翌1980年三重県鈴鹿市に転居。自動販売機のメンテナンス会社や自動車部品の販売会社に勤めながらFL550のシリーズにフル参戦。資金も時間もなく練習時間もほとんど取れない状態だったが、「鈴鹿シルバーカップFL550」シリーズの年間チャンピオンになる。
1981年にはハヤシレーシングにメンテナンスを依頼し、FL550と平行してFJ1600の鈴鹿シリーズにも参戦。FL550シリーズ3位、鈴鹿FJ1600シリーズ9位、西日本FJ1600シリーズ5位の戦績を残す。この頃にはアルバイト先がハヤシレーシングとなり、ハヤシ製FJマシンの開発ドライバーとしての役割もあった。

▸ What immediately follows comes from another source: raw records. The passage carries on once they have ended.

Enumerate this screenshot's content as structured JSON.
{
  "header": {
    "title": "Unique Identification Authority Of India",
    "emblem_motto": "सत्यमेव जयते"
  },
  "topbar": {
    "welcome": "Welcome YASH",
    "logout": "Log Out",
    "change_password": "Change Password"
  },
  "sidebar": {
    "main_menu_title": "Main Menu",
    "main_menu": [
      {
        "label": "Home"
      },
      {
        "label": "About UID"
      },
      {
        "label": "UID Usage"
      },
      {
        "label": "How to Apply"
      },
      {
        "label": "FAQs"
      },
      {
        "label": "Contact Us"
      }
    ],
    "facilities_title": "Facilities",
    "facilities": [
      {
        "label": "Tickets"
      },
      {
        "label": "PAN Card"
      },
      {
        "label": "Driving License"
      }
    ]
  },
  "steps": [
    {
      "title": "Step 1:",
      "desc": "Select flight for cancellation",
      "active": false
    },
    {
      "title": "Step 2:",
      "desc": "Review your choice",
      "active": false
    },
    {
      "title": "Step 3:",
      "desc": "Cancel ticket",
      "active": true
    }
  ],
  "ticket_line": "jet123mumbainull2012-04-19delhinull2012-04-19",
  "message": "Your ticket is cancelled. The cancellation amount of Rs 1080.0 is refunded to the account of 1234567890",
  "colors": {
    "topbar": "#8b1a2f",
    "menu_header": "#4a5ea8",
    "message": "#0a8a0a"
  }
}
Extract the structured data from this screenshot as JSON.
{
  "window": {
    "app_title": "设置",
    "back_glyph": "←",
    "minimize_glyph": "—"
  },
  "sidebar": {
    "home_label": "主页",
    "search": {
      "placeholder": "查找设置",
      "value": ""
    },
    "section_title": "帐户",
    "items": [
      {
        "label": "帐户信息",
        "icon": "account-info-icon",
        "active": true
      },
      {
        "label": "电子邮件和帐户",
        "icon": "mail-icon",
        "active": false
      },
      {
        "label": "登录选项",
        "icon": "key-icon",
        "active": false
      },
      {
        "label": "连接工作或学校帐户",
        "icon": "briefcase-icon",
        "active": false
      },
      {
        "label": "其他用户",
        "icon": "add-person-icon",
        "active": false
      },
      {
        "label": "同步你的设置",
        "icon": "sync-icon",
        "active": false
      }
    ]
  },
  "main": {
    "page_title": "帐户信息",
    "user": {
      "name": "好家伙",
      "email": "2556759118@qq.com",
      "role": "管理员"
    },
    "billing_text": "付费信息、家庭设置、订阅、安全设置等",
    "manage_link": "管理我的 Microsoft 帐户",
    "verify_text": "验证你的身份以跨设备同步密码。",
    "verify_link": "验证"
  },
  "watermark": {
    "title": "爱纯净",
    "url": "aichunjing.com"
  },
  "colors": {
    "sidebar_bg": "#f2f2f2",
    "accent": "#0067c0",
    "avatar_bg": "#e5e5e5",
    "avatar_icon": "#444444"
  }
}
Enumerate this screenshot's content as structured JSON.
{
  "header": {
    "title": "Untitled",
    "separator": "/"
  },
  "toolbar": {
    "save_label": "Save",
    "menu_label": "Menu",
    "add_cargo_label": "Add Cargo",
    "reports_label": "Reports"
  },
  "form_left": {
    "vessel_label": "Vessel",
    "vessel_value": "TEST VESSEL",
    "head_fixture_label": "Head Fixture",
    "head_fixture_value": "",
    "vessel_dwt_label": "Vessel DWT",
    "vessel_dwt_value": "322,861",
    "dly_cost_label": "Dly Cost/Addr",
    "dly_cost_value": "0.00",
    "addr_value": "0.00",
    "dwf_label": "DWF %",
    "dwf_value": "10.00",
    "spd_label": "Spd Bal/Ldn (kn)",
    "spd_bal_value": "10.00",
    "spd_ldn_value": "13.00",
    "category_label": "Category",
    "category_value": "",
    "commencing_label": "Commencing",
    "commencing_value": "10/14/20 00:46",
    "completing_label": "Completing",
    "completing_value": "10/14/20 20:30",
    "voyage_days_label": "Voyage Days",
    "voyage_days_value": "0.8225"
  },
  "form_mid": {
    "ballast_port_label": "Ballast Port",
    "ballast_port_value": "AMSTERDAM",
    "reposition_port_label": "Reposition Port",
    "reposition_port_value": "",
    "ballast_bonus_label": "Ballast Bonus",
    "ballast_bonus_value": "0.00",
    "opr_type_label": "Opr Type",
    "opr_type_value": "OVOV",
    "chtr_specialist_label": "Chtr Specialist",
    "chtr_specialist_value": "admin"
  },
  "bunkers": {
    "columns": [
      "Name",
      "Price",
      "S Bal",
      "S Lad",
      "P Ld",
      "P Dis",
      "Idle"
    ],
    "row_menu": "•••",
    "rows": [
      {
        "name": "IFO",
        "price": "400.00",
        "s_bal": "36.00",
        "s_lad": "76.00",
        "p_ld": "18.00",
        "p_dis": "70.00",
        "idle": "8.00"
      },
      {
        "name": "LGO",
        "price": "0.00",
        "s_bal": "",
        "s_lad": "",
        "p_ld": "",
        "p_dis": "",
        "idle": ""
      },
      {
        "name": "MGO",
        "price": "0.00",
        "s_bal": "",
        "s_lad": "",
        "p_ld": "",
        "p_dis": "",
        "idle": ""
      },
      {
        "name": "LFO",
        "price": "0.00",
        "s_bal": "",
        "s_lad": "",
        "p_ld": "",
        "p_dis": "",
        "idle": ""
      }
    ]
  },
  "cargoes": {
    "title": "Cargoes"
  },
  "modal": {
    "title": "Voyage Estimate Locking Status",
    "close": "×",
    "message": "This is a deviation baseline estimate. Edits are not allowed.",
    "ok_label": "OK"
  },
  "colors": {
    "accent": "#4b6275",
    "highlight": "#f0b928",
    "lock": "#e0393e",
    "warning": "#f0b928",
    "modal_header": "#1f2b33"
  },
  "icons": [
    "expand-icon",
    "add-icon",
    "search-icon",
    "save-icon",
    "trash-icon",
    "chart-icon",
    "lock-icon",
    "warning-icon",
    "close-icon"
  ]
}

1982年、FJ1600に乗る傍ら、全日本F3選手権にもハヤシレーシングからマシンレンタルと言う形で参戦。2勝と2度のポールポジションを獲得し、同じくハヤシのマシンに乗る鈴木亜久里(ランク4位)を上回るランキング3位の成績を残す。同年11月に親友の小河等とともにレイズのF2テストに参加し「才能は際立って速いが、そのぶん壊す」という理由で起用は見送られるも、12月に生沢徹率いるチーム・イクザワの富士スピードウェイでのGC車テストに参加。同じくテストに参加していた鈴木利男を上回るタイムを叩き出す(鈴木は同年3月に起こしたクラッシュで本調子ではなかったことも一因)。そのことが生沢と懇意にしていたヒーローズレーシングのオーナー田中弘の耳にも届き、後に契約。ヒーローズは当初星野一義と高橋の2人体制で1983年の全日本F2選手権を戦う予定だったが、星野はシーズンオフにヒーローズレーシングを電撃離脱しホシノインパルの関連子会社としてレーシングマネジメント会社ホシノレーシングを設立して独立。ナンバーワンドライバーを失ったヒーローズレーシングは急遽高橋徹をエースドライバーとして参戦することとなった。こうして関係者が認める才能と多くの支援者によって下級カテゴリーを僅か3年半で通過、全日本のトップカテゴリー、F2に駆け上がった。しかし資金もなく仕事に追われていたため、高橋の練習・経験不足は明らかで、危ないスピンを何回か繰り返していたといわれる。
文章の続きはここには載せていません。